Friday, 26 de April de 2024 ISSN 1519-7670 - Ano 24 - nº 1285

Os capitães do mato e as distrações da queda de Ícaro

(Foto: Museum of Fine Arts – Pieter Bruegel, o Velho)

Há uma conhecida pintura que metaforiza bem nosso tempo de distrações jornalísticas. Na obra, o pintor Pieter Bruegel (1525-1569) entretém os olhares para uma paisagem primaveril, de sol idílico, vista do alto de uma baía, em que embarcações aportam e partem, e o trabalho rotineiro continua sendo lavrado sem nenhuma interrupção. No entanto, o título da pintura, feita por volta de 1558 e exposta em Bruxelas, aponta para algo quase imperceptível: A queda de Ícaro, mais precisamente seu afogamento, no canto inferior esquerdo do quadro, logo abaixo da embarcação que parte sem sequer notar a agonia do afogado. Analogamente, parece ser assim (distraidamente) que a sociedade brasileira anda lidando com graves casos de racismo, sexismo e fraturas na democracia, que ficam nítidos nos recentes episódios envolvendo Hans River do Nascimento, Patricia Campos Mello, Vera Magalhães, a família Bolsonaro e também as conturbadas exonerações na Fundação Palmares feitas por seu presidente, o controverso jornalista Sérgio Camargo. Todos parecem atos imperceptíveis, mas que dizem muito sobre nossa sociedade.

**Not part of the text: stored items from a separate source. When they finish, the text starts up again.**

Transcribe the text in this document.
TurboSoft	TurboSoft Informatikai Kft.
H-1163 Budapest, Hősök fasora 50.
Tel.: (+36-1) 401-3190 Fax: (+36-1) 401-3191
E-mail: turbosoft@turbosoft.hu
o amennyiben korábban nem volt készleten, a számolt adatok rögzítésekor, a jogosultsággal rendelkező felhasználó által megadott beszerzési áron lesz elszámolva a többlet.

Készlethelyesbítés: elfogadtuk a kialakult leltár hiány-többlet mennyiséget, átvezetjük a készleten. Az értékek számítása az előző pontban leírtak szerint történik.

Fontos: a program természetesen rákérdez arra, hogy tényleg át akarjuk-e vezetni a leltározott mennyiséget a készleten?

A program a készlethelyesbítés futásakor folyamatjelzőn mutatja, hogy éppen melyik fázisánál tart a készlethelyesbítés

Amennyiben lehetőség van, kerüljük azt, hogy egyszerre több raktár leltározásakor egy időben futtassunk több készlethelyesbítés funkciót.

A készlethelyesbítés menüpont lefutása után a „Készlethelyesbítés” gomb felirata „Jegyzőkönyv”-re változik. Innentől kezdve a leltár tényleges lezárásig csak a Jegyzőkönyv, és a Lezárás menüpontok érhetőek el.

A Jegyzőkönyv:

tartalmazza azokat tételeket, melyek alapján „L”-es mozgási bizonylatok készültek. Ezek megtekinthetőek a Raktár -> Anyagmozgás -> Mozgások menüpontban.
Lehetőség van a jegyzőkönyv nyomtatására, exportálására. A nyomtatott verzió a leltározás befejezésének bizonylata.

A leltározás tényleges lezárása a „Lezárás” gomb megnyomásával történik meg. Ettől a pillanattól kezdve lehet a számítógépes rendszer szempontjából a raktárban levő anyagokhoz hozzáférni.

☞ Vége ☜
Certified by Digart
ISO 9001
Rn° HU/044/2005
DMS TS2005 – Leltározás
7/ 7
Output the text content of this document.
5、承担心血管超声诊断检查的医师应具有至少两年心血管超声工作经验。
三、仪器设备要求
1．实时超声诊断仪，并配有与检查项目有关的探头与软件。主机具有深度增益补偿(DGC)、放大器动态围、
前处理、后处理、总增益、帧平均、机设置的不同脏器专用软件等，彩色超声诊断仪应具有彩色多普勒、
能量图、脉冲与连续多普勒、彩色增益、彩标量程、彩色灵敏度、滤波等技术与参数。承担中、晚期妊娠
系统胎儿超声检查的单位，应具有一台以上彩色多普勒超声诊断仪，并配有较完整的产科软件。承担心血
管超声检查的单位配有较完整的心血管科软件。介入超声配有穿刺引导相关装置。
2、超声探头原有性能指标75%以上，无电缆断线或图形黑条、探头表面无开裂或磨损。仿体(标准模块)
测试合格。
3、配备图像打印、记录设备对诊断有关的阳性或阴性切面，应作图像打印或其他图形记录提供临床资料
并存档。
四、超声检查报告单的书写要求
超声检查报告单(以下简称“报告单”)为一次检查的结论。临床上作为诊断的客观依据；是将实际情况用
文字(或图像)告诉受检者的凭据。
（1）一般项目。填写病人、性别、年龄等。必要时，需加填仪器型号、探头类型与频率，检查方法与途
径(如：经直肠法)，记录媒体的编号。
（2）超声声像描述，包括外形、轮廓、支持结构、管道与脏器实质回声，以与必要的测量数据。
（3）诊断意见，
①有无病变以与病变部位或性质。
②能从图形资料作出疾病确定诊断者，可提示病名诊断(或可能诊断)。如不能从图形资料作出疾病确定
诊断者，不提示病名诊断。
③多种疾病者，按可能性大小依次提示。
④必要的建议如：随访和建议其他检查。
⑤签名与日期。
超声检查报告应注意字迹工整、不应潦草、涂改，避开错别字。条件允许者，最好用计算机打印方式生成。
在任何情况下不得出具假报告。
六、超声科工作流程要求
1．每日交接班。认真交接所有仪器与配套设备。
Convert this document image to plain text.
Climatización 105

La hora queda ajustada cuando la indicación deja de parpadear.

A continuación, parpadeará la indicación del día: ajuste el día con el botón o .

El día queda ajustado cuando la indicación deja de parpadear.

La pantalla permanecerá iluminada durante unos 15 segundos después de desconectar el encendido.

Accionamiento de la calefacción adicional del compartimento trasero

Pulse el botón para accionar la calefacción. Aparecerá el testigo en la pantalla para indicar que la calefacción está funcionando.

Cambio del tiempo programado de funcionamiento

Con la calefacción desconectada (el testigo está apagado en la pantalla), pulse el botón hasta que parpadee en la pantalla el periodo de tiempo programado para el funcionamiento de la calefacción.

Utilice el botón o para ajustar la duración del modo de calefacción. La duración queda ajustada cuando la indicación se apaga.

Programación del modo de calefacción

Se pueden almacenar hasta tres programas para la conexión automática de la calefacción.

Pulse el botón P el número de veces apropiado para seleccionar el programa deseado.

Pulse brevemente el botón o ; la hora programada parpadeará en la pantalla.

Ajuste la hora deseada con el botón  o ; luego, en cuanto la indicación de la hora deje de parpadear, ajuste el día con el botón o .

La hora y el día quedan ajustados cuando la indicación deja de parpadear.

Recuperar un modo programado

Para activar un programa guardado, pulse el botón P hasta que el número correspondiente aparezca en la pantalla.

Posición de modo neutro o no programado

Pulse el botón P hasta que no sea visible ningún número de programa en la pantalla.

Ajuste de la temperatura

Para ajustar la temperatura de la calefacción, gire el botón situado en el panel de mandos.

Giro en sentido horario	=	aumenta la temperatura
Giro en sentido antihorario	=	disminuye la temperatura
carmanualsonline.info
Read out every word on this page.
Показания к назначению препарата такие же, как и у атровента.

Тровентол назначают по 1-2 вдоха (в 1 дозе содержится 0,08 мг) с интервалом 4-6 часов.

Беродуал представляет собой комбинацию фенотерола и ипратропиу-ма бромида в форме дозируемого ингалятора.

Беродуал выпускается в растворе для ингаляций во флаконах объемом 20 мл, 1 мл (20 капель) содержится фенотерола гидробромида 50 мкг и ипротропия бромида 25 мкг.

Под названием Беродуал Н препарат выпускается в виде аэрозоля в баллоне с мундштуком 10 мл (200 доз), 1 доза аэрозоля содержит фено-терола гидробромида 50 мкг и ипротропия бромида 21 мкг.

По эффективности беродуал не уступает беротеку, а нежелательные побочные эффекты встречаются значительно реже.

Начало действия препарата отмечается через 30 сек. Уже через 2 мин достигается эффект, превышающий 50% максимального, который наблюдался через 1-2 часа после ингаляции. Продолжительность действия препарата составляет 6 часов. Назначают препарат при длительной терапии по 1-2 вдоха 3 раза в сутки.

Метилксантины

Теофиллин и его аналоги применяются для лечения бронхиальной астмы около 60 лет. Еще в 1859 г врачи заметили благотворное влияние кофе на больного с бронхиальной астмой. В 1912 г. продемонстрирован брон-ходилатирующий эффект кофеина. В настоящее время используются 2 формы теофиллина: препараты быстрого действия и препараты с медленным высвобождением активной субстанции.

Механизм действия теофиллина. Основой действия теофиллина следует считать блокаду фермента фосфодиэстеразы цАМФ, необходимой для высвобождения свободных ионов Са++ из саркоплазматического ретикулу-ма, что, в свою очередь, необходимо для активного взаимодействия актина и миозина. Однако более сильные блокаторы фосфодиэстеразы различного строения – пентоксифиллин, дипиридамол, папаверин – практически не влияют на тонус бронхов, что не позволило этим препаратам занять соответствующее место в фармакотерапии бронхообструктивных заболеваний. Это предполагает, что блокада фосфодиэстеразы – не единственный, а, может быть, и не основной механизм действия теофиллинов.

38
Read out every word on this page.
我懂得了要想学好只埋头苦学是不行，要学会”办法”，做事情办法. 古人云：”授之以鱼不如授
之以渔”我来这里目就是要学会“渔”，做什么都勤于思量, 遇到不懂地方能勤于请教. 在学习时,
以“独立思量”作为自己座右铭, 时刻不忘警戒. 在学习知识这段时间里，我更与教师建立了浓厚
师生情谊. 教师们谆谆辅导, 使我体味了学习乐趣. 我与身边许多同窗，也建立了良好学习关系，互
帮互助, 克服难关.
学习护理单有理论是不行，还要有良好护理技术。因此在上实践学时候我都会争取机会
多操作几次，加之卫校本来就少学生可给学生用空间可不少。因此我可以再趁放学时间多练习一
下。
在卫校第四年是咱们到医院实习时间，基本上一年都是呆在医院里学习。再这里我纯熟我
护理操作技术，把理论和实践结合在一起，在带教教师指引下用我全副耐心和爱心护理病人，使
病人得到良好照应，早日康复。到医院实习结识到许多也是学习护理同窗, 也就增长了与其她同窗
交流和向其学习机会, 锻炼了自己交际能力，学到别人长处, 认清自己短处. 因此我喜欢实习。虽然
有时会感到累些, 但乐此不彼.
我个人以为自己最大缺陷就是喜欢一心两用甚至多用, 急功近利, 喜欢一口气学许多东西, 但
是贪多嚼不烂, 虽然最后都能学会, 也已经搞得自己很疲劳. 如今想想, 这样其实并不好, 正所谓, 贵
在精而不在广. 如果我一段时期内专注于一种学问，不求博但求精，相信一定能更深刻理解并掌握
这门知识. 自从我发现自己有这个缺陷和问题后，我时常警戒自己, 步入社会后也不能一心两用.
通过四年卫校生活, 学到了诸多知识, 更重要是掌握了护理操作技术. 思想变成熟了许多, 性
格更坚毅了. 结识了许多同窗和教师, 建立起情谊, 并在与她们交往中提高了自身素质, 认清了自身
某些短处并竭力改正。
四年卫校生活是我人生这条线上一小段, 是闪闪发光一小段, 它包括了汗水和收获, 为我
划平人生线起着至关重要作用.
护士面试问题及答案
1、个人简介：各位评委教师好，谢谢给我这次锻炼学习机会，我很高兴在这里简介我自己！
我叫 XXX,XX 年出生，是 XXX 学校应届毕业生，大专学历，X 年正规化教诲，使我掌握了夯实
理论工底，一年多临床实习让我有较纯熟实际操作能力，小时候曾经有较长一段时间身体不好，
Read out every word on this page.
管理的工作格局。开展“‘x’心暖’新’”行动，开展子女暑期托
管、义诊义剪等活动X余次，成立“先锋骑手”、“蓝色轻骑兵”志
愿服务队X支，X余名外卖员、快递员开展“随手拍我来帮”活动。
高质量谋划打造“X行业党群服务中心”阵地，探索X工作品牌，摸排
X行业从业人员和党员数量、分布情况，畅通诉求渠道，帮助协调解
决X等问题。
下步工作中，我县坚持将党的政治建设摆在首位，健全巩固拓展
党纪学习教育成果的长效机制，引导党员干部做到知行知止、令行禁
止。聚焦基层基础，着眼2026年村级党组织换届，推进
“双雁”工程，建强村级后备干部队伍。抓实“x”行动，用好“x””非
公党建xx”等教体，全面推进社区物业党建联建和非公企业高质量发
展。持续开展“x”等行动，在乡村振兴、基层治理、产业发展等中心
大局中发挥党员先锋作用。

História conhecida. Ícaro, famoso na mitologia grega como filho de Dédalo (habilidoso artesão), acabou por se afogar no mar próximo à ilha de Creta, em plena fuga com seu pai. Ambos eram prisioneiros do rei Minos e, na busca por liberdade, usaram asas com penas presas por cera. Voar alto demais faria a cera derreter feito manteiga, baixo demais faria as asas molharem. Por isso o pai, Dédalo, aconselha Ícaro a voar com moderação, em voo mediado e ponderado; porém, como é sabido, o filho vaidoso perde-se no horizonte próximo ao calor do sol, vê suas asas se desfazerem e a fatal queda ocorre. Ícaro afoga-se no mar. Ficou o mito. E apenas as penas na água. Contudo, na pintura de Pieter Bruegel, podemos ver que há as pernas de alguém se afogando – as quais, pelo título da obra, atribui-se a Ícaro (mito grego). O que o artista renascentista holandês quis metaforizar com isso? Há várias interpretações. No entanto, todas passam pela simples constatação de que os fatos cotidianos, as lavras vorazes da história, não param pela mera queda de um mito; não se distraem.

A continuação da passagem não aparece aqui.